La Commission recommande de ne plus prolonger la durée des concessions en fixant, par exemple, une doctrine précisant les critères sur le bon état des biens restitués. © denboma - stock.adobe.com

Le réseau autoroutier français concédé est géré à plus de 90% par des sociétés concessionnaires d'autoroutes (SCA) constituées entre le milieu des années 50 et le début des années 70. Or, depuis leur privatisation en 2006, ces SCA sont détenues par trois groupes privés.

C'est dans ce cadre que la Commission d'enquête sénatoriale a rendu, le 16 septembre 2020, son rapport sur le contrôle, la régulation et l'évolution des concessions autoroutières dont la rentabilité est souvent perçue comme trop favorable.

Si le rachat anticipé des concessions autoroutières est écarté du fait de son "coût prohibitif" (entre 45 et 50 milliards d'euros), le Sénat formule des propositions afin de :

  • rééquilibrer les relations entre l'État et les SCA ;
  • préparer le futur des autoroutes.

Renforcer le contrôle de l'État

Pour renforcer le rôle de l'Autorité de régulation des transports (ART), le Sénat préconise la mise à sa disposition de moyens d'informations sur le suivi de la rentabilité mais aussi sur le contrôle de l'attribution de nouvelles concessions. Le Sénat suggère aussi de consolider les moyens de l'État :

  • en maintenant des capacités d'expertise et d'ingénierie technique élevées au sein du ministère en charge des transports ;
  • en renforçant les capacités d'expertise financière de l'État pour négocier avec les SCA.

Préparer le futur des autoroutes

L'échéance des concessions autoroutières débutera en 2031 et se terminera en 2036.

Dans un contexte de rentabilité élevée, le Sénat préconise l'organisation, avant ces échéances, d'un sommet des autoroutes pour définir l'équilibre économique et financier des concessions.

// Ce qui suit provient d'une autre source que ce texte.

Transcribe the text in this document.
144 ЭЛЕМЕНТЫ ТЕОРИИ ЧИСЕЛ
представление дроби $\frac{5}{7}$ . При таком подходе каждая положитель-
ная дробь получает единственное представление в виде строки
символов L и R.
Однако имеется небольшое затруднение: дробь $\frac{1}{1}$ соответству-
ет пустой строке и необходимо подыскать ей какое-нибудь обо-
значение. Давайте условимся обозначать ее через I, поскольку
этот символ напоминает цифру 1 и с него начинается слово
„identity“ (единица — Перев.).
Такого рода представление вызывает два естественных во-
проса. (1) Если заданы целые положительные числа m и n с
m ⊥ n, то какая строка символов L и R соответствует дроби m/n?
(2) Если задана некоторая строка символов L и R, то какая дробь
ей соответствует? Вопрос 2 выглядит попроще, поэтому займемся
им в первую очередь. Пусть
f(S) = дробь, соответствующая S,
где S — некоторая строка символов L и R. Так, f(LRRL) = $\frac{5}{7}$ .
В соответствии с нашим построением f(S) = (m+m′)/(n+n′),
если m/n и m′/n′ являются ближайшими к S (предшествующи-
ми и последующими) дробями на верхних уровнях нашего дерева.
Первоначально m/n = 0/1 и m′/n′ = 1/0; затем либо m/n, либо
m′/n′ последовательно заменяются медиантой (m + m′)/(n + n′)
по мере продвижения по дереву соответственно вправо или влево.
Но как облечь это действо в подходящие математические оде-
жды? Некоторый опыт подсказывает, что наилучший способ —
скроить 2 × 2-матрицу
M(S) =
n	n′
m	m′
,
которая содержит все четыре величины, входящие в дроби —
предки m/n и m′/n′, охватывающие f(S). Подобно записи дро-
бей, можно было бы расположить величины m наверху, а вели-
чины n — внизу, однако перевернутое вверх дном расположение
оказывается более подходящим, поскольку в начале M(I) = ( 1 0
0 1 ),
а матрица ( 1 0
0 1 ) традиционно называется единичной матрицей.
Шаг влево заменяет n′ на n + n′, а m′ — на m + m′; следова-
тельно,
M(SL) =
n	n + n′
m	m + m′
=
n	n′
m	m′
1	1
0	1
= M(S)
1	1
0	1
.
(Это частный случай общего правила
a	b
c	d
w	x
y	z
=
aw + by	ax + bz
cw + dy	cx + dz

Cela permettrait de négocier une amélioration du service rendu aux usagers :

  • pour verdir les tarifs des péages (réductions tarifaires pour les poids-lourds les plus performants écologiquement, modulations tarifaires pour les véhicules légers les moins polluants et pour le covoiturage) ;
  • pour tenir compte des trajets du quotidien (élaboration d'offres d'abonnement avec des réductions de 30 à 50%).

La Commission recommande par ailleurs de ne plus prolonger la durée des concessions :

  • en établissant des inventaires des biens de retour des concessions ;
  • en fixant une doctrine précisant les critères sur le bon état des biens restitués ;
  • en veillant au maintien d'investissements conséquents dans les contrats de plan 2022-2026 pour assurer le bon niveau d'entretien des infrastructures.

Enfin, concernant  la gestion future des autoroutes, en cas de recours à la concession, le Sénat insiste sur des contrats équilibrés avec :

  • la limitation à 15 ans des concessions ne nécessitant pas de travaux importants ;
  • l'introduction d'une clause de révision tous les 5 ans pour éviter la réapparition de "rente autoroutière".